Learning and Development (L&D) play important role as a Transformation Driver-Three Areas of Focus as bellow:
- Develop a new take on teams. Assemble taskforce-like teams to focus on your organization’s “must win” challenges, such as building capability to enter a new market category or helping to rapidly integrate newly acquired companies into the culture.
- Foster new behaviors and mindsets. Develop the behaviors and mindsets essential for shaping a culture that supports your organization’s transformation program. Key to any successful transformation is an organizational culture that is change ready and collaborative and that promotes a learning mindset.
- Streamline capabilities. Looking at the strategic vision for your organization, focus on the top three to five capabilities essential for your organization’s near-term and future success, instead of using the massive, more static type of competency model that is common today. Evaluate capabilities each year and align them with new business initiatives.
- Focus on resilience. Help people throughout your organization get comfortable with the uncomfortable by fostering a culture that takes calculated risks, learns from failure, promotes learning agility, and uses data analytics to make informed decisions.
- Encourage storytelling. Foster the use of storytelling as a leadership skill to help employees embrace and execute the organization’s transformation program. Make sure that in these stories, leaders provide the “why” behind the transformation.
- Use reverse mentoring. Use flipped classrooms and reverse mentoring programs to enable young leaders to mentor and coach senior executives.

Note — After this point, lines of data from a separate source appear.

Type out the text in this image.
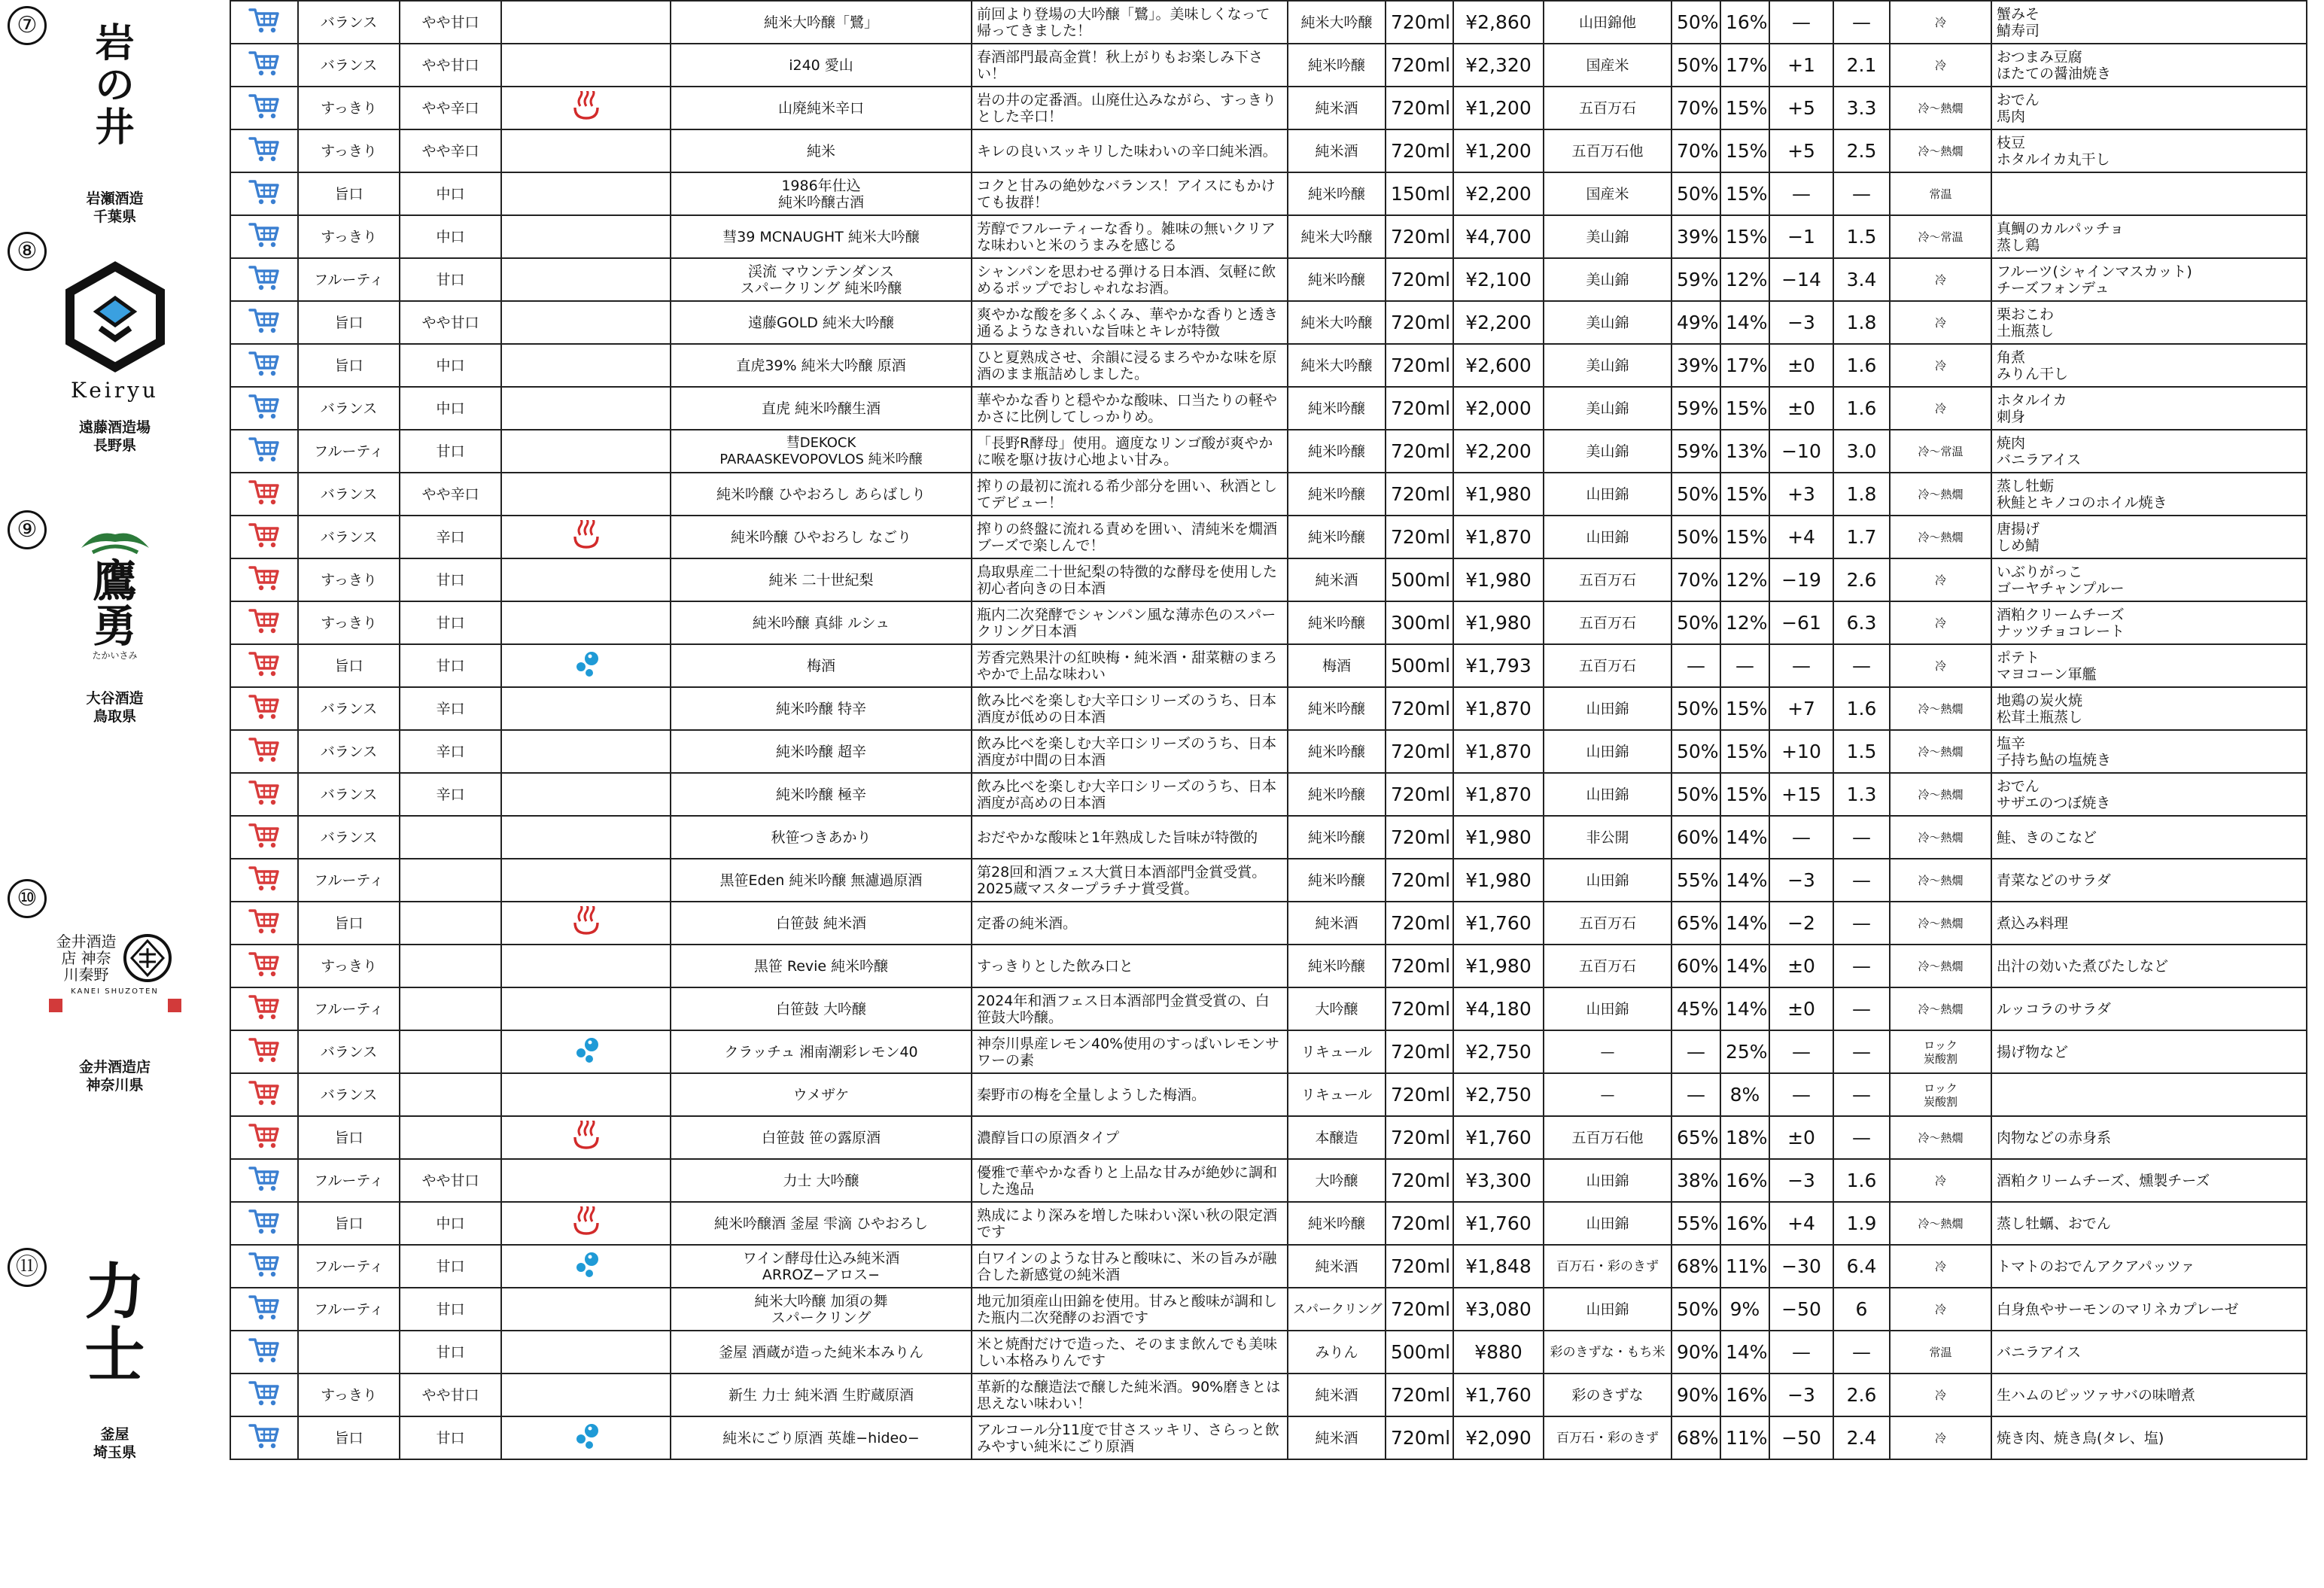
⑦ 岩の井
岩瀬酒造
千葉県
⑧
Keiryu
遠藤酒造場
長野県
⑨
鷹勇
たかいさみ
大谷酒造
鳥取県
⑩
金井酒造店 神奈川秦野
KANEI SHUZOTEN
金井酒造店
神奈川県
⑪ 力士
釜屋
埼玉県
	バランス	やや甘口		純米大吟醸「鷺」	前回より登場の大吟醸「鷺」。美味しくなって帰ってきました！	純米大吟醸	720ml	¥2,860	山田錦他	50%	16%	—	—	冷	蟹みそ
鯖寿司
	バランス	やや甘口		i240 愛山	春酒部門最高金賞！秋上がりもお楽しみ下さい！	純米吟醸	720ml	¥2,320	国産米	50%	17%	+1	2.1	冷	おつまみ豆腐
ほたての醤油焼き
	すっきり	やや辛口		山廃純米辛口	岩の井の定番酒。山廃仕込みながら、すっきりとした辛口！	純米酒	720ml	¥1,200	五百万石	70%	15%	+5	3.3	冷～熱燗	おでん
馬肉
	すっきり	やや辛口		純米	キレの良いスッキリした味わいの辛口純米酒。	純米酒	720ml	¥1,200	五百万石他	70%	15%	+5	2.5	冷～熱燗	枝豆
ホタルイカ丸干し
	旨口	中口		1986年仕込
純米吟醸古酒	コクと甘みの絶妙なバランス！アイスにもかけても抜群！	純米吟醸	150ml	¥2,200	国産米	50%	15%	—	—	常温	
	すっきり	中口		彗39 MCNAUGHT 純米大吟醸	芳醇でフルーティーな香り。雑味の無いクリアな味わいと米のうまみを感じる	純米大吟醸	720ml	¥4,700	美山錦	39%	15%	−1	1.5	冷～常温	真鯛のカルパッチョ
蒸し鶏
	フルーティ	甘口		渓流 マウンテンダンス
スパークリング 純米吟醸	シャンパンを思わせる弾ける日本酒、気軽に飲めるポップでおしゃれなお酒。	純米吟醸	720ml	¥2,100	美山錦	59%	12%	−14	3.4	冷	フルーツ(シャインマスカット)
チーズフォンデュ
	旨口	やや甘口		遠藤GOLD 純米大吟醸	爽やかな酸を多くふくみ、華やかな香りと透き通るようなきれいな旨味とキレが特徴	純米大吟醸	720ml	¥2,200	美山錦	49%	14%	−3	1.8	冷	栗おこわ
土瓶蒸し
	旨口	中口		直虎39% 純米大吟醸 原酒	ひと夏熟成させ、余韻に浸るまろやかな味を原酒のまま瓶詰めしました。	純米大吟醸	720ml	¥2,600	美山錦	39%	17%	±0	1.6	冷	角煮
みりん干し
	バランス	中口		直虎 純米吟醸生酒	華やかな香りと穏やかな酸味、口当たりの軽やかさに比例してしっかりめ。	純米吟醸	720ml	¥2,000	美山錦	59%	15%	±0	1.6	冷	ホタルイカ
刺身
	フルーティ	甘口		彗DEKOCK
PARAASKEVOPOVLOS 純米吟醸	「長野R酵母」使用。適度なリンゴ酸が爽やかに喉を駆け抜け心地よい甘み。	純米吟醸	720ml	¥2,200	美山錦	59%	13%	−10	3.0	冷～常温	焼肉
バニラアイス
	バランス	やや辛口		純米吟醸 ひやおろし あらばしり	搾りの最初に流れる希少部分を囲い、秋酒としてデビュー！	純米吟醸	720ml	¥1,980	山田錦	50%	15%	+3	1.8	冷～熱燗	蒸し牡蛎
秋鮭とキノコのホイル焼き
	バランス	辛口		純米吟醸 ひやおろし なごり	搾りの終盤に流れる責めを囲い、清純米を燗酒ブーズで楽しんで！	純米吟醸	720ml	¥1,870	山田錦	50%	15%	+4	1.7	冷～熱燗	唐揚げ
しめ鯖
	すっきり	甘口		純米 二十世紀梨	鳥取県産二十世紀梨の特徴的な酵母を使用した初心者向きの日本酒	純米酒	500ml	¥1,980	五百万石	70%	12%	−19	2.6	冷	いぶりがっこ
ゴーヤチャンプルー
	すっきり	甘口		純米吟醸 真緋 ルシュ	瓶内二次発酵でシャンパン風な薄赤色のスパークリング日本酒	純米吟醸	300ml	¥1,980	五百万石	50%	12%	−61	6.3	冷	酒粕クリームチーズ
ナッツチョコレート
	旨口	甘口		梅酒	芳香完熟果汁の紅映梅・純米酒・甜菜糖のまろやかで上品な味わい	梅酒	500ml	¥1,793	五百万石	—	—	—	—	冷	ポテト
マヨコーン軍艦
	バランス	辛口		純米吟醸 特辛	飲み比べを楽しむ大辛口シリーズのうち、日本酒度が低めの日本酒	純米吟醸	720ml	¥1,870	山田錦	50%	15%	+7	1.6	冷～熱燗	地鶏の炭火焼
松茸土瓶蒸し
	バランス	辛口		純米吟醸 超辛	飲み比べを楽しむ大辛口シリーズのうち、日本酒度が中間の日本酒	純米吟醸	720ml	¥1,870	山田錦	50%	15%	+10	1.5	冷～熱燗	塩辛
子持ち鮎の塩焼き
	バランス	辛口		純米吟醸 極辛	飲み比べを楽しむ大辛口シリーズのうち、日本酒度が高めの日本酒	純米吟醸	720ml	¥1,870	山田錦	50%	15%	+15	1.3	冷～熱燗	おでん
サザエのつぼ焼き
	バランス			秋笹つきあかり	おだやかな酸味と1年熟成した旨味が特徴的	純米吟醸	720ml	¥1,980	非公開	60%	14%	—	—	冷～熱燗	鮭、きのこなど
	フルーティ			黒笹Eden 純米吟醸 無濾過原酒	第28回和酒フェス大賞日本酒部門金賞受賞。2025蔵マスタープラチナ賞受賞。	純米吟醸	720ml	¥1,980	山田錦	55%	14%	−3	—	冷～熱燗	青菜などのサラダ
	旨口			白笹鼓 純米酒	定番の純米酒。	純米酒	720ml	¥1,760	五百万石	65%	14%	−2	—	冷～熱燗	煮込み料理
	すっきり			黒笹 Revie 純米吟醸	すっきりとした飲み口と	純米吟醸	720ml	¥1,980	五百万石	60%	14%	±0	—	冷～熱燗	出汁の効いた煮びたしなど
	フルーティ			白笹鼓 大吟醸	2024年和酒フェス日本酒部門金賞受賞の、白笹鼓大吟醸。	大吟醸	720ml	¥4,180	山田錦	45%	14%	±0	—	冷～熱燗	ルッコラのサラダ
	バランス			クラッチュ 湘南潮彩レモン40	神奈川県産レモン40%使用のすっぱいレモンサワーの素	リキュール	720ml	¥2,750	—	—	25%	—	—	ロック
炭酸割	揚げ物など
	バランス			ウメザケ	秦野市の梅を全量しようした梅酒。	リキュール	720ml	¥2,750	—	—	8%	—	—	ロック
炭酸割	
	旨口			白笹鼓 笹の露原酒	濃醇旨口の原酒タイプ	本醸造	720ml	¥1,760	五百万石他	65%	18%	±0	—	冷～熱燗	肉物などの赤身系
	フルーティ	やや甘口		力士 大吟醸	優雅で華やかな香りと上品な甘みが絶妙に調和した逸品	大吟醸	720ml	¥3,300	山田錦	38%	16%	−3	1.6	冷	酒粕クリームチーズ、燻製チーズ
	旨口	中口		純米吟醸酒 釜屋 雫滴 ひやおろし	熟成により深みを増した味わい深い秋の限定酒です	純米吟醸	720ml	¥1,760	山田錦	55%	16%	+4	1.9	冷～熱燗	蒸し牡蠣、おでん
	フルーティ	甘口		ワイン酵母仕込み純米酒
ARROZ−アロス−	白ワインのような甘みと酸味に、米の旨みが融合した新感覚の純米酒	純米酒	720ml	¥1,848	百万石・彩のきず	68%	11%	−30	6.4	冷	トマトのおでんアクアパッツァ
	フルーティ	甘口		純米大吟醸 加須の舞
スパークリング	地元加須産山田錦を使用。甘みと酸味が調和した瓶内二次発酵のお酒です	スパークリング	720ml	¥3,080	山田錦	50%	9%	−50	6	冷	白身魚やサーモンのマリネカプレーゼ
		甘口		釜屋 酒蔵が造った純米本みりん	米と焼酎だけで造った、そのまま飲んでも美味しい本格みりんです	みりん	500ml	¥880	彩のきずな・もち米	90%	14%	—	—	常温	バニラアイス
	すっきり	やや甘口		新生 力士 純米酒 生貯蔵原酒	革新的な醸造法で醸した純米酒。90%磨きとは思えない味わい！	純米酒	720ml	¥1,760	彩のきずな	90%	16%	−3	2.6	冷	生ハムのピッツァサバの味噌煮
	旨口	甘口		純米にごり原酒 英雄−hideo−	アルコール分11度で甘さスッキリ、さらっと飲みやすい純米にごり原酒	純米酒	720ml	¥2,090	百万石・彩のきず	68%	11%	−50	2.4	冷	焼き肉、焼き鳥(タレ、塩)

Provide opportunities for leaders at all levels to be seen as teachers.
- Enable experimentation. Provide programs that enable employees to explore new functions, work with different teams, and practice new skills on the job. This allows people to integrate learning with work and makes learning a continual process rather than a one-time event.
- Leverage new technology. Deploy technologies that make learning more engaging, more accessible, and more personalized. Take advantage of new tools and resources (such as virtual classrooms) that enable you to reach a critical mass of learners around a transformation under way in your organization.
- Focus development close to customers. Deliver development programs to younger, front-line leaders closest to customers and partners. They will be instrumental in executing your organization’s transformation.
- Learn from innovators. Look outside your industry to organizations that have innovative programs and approaches you can bring to your own organization.
- Foster talent mobility. Work with other parts of your business to design a facilitated talent-mobility program featuring job-to-job transitions and ongoing movement of people into new projects and assignments. Ensure that these experiences challenge employees as well as expose them to different business functions and regions.